Football fans may laugh at the prospect of waiting in line for eight hours to see a Jessica Simpson concert, but when it comes time to risk bodily harm for a seat designation there is not an ounce of reason in their bodies. They complete their objective with variable efficiency but pure stupidity.
For these reasons, I propose a new system of ticket distribution. It’s a basic concept that has been used at headlining concerts for years. Let the students stand in line if they’d like for the opportunity to get a lottery ticket with a number on it. These numbers would then be called in random order, and seats would be distributed accordingly.
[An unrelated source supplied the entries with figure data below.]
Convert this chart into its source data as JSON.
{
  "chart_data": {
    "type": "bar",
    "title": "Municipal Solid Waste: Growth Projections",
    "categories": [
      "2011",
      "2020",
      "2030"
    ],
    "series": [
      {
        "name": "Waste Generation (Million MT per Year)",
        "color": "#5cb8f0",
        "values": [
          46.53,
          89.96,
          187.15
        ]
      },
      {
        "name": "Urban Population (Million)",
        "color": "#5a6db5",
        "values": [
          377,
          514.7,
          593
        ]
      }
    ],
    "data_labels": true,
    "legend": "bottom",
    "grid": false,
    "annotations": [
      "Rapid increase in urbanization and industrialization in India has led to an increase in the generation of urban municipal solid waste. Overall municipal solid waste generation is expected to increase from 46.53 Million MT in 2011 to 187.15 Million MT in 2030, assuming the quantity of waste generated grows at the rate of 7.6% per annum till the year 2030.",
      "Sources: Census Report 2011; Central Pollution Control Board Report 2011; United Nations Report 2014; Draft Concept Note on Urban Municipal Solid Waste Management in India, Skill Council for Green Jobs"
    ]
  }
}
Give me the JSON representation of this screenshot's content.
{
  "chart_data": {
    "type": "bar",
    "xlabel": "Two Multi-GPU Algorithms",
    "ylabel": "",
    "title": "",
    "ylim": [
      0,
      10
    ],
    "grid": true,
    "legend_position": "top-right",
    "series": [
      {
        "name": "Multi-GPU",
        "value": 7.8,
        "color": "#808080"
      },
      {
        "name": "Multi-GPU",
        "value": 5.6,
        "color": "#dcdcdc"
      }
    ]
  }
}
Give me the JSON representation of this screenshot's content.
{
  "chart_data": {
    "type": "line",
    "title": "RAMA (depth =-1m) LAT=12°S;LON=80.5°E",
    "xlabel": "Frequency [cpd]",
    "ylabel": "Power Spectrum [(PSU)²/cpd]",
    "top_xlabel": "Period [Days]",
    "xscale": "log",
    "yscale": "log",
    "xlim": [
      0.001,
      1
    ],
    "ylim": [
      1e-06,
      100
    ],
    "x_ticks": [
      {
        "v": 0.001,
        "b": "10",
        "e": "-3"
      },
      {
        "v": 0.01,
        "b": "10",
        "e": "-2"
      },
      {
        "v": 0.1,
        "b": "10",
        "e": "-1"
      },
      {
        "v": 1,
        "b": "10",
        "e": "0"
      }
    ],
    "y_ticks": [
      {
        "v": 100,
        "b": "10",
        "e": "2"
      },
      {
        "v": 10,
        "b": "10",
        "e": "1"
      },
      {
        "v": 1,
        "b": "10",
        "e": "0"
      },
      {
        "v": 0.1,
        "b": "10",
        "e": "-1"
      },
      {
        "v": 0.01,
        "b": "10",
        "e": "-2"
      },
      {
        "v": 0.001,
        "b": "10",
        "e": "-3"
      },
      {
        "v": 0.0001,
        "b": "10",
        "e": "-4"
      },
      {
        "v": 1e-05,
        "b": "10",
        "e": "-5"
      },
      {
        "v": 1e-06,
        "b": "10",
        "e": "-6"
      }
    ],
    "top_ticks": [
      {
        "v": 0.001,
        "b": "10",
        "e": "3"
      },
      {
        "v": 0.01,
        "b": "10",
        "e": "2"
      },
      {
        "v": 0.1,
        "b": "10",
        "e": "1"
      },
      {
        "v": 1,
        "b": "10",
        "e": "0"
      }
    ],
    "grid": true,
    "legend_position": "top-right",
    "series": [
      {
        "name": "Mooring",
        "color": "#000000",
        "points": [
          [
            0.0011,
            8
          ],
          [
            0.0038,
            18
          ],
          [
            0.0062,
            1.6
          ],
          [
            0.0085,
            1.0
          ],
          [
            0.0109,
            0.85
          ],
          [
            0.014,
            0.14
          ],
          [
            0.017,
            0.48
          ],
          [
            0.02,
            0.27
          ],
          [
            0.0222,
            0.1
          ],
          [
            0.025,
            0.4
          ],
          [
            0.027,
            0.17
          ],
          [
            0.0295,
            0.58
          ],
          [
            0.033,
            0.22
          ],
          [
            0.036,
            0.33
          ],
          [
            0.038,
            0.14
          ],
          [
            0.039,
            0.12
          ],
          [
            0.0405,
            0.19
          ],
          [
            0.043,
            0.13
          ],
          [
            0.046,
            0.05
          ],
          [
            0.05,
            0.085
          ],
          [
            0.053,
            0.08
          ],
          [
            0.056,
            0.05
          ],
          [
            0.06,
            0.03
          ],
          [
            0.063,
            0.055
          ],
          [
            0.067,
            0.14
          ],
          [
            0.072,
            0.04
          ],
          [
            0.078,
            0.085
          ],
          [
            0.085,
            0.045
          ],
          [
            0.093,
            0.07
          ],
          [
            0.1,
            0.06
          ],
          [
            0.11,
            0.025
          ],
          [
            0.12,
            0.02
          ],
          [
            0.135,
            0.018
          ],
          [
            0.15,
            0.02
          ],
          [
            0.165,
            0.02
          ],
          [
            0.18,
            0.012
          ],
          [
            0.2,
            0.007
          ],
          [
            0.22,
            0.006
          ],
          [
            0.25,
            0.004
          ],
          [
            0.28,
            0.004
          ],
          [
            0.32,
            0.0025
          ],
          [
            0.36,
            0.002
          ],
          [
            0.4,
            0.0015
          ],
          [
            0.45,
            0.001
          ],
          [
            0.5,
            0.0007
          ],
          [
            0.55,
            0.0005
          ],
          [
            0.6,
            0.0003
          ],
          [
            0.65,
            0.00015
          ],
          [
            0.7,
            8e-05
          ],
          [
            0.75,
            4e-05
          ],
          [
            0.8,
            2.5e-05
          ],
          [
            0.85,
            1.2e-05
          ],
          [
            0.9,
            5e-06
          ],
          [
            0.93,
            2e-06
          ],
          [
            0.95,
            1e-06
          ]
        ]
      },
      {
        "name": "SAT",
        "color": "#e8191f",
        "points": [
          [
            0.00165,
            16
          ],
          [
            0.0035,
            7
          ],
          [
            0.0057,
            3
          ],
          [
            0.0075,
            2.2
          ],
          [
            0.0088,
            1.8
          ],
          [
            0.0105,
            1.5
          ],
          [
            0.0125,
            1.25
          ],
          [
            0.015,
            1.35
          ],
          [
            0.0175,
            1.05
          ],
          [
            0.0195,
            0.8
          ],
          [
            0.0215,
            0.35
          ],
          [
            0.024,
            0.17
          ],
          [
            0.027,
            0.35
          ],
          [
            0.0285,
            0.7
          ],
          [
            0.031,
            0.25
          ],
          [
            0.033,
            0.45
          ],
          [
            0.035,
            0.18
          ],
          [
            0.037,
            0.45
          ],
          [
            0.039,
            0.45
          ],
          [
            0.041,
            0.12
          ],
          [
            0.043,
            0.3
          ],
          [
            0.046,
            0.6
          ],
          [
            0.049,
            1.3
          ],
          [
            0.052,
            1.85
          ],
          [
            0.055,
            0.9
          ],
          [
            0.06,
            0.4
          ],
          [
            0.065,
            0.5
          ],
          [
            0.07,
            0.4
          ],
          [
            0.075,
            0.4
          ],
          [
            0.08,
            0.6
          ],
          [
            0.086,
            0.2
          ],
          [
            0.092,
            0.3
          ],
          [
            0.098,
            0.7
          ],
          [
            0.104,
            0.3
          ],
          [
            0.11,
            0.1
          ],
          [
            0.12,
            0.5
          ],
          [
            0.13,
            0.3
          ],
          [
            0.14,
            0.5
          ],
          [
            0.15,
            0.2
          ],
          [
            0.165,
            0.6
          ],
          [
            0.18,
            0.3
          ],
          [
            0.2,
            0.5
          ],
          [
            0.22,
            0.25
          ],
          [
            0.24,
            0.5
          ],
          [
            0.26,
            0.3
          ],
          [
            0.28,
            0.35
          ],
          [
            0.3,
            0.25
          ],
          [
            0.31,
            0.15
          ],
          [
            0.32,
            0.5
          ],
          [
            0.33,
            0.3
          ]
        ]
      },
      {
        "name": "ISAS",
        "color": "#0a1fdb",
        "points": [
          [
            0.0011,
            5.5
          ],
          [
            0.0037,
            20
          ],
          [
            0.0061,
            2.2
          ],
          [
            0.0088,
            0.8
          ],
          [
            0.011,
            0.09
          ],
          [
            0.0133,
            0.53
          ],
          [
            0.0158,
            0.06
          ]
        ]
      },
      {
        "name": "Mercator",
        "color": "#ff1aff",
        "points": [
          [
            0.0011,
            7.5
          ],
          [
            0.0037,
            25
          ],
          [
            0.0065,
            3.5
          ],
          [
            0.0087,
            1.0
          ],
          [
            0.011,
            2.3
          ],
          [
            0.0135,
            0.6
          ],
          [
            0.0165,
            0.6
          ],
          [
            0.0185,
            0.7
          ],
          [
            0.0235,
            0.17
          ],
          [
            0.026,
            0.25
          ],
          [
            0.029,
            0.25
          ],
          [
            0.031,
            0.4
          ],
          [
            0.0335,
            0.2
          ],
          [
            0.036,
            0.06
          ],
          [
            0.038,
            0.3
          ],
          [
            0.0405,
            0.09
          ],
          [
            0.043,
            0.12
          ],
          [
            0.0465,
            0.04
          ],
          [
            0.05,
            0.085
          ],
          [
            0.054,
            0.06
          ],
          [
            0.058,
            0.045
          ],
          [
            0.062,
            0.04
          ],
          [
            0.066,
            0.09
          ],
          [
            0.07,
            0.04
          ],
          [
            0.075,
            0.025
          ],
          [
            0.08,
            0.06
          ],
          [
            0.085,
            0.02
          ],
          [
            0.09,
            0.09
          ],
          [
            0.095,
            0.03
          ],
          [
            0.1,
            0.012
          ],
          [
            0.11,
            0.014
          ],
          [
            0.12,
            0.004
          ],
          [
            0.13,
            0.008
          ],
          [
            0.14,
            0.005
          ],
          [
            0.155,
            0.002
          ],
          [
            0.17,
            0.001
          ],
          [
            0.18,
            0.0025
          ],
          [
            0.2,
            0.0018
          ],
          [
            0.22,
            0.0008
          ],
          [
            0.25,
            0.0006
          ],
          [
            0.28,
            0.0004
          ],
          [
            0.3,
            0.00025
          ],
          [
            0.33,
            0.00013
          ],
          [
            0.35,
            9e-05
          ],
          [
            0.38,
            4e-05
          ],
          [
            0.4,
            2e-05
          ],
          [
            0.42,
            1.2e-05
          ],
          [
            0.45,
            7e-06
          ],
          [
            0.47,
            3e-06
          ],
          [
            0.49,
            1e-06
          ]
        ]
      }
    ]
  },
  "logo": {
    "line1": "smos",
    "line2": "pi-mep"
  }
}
For those of you thinking this would ruin the tradition of sitting in sections O or P you are mistaken. Each section will be an even distribution of crazed fans ready to cheer the Badgers on to victory. Even section L will become a raucous good time. If there is going to be a provision added for a pure upperclassman section, let it be just that. It can’t be a bunch of freshman that merely went to high school with a junior buddy, and so they got the hook-up. Order is the key to success.
Now we arrive at the prospect that, interspersed throughout those people waiting for Ohio State tickets, are individuals waiting to redeem season basketball tickets. Anyone who waits for a month to see if the Badgers can win a third-straight Big Ten title shouldn’t have to pay tuition. Of course, I can’t imagine how they would be smart enough to get into this school to need to pay tuition in the first place.
If you want to show dedication, show up at the airport when the team returns from Penn State, wait outside of the buses to congratulate them, cheer as loud as possible at the games, but do you really need to sit outside for days on end?
For those of you who answer with a resounding “yes,” I give you two points of advice: bundle up, and don’t fall asleep, because failure to do either could mean you’ll have to leave before your time.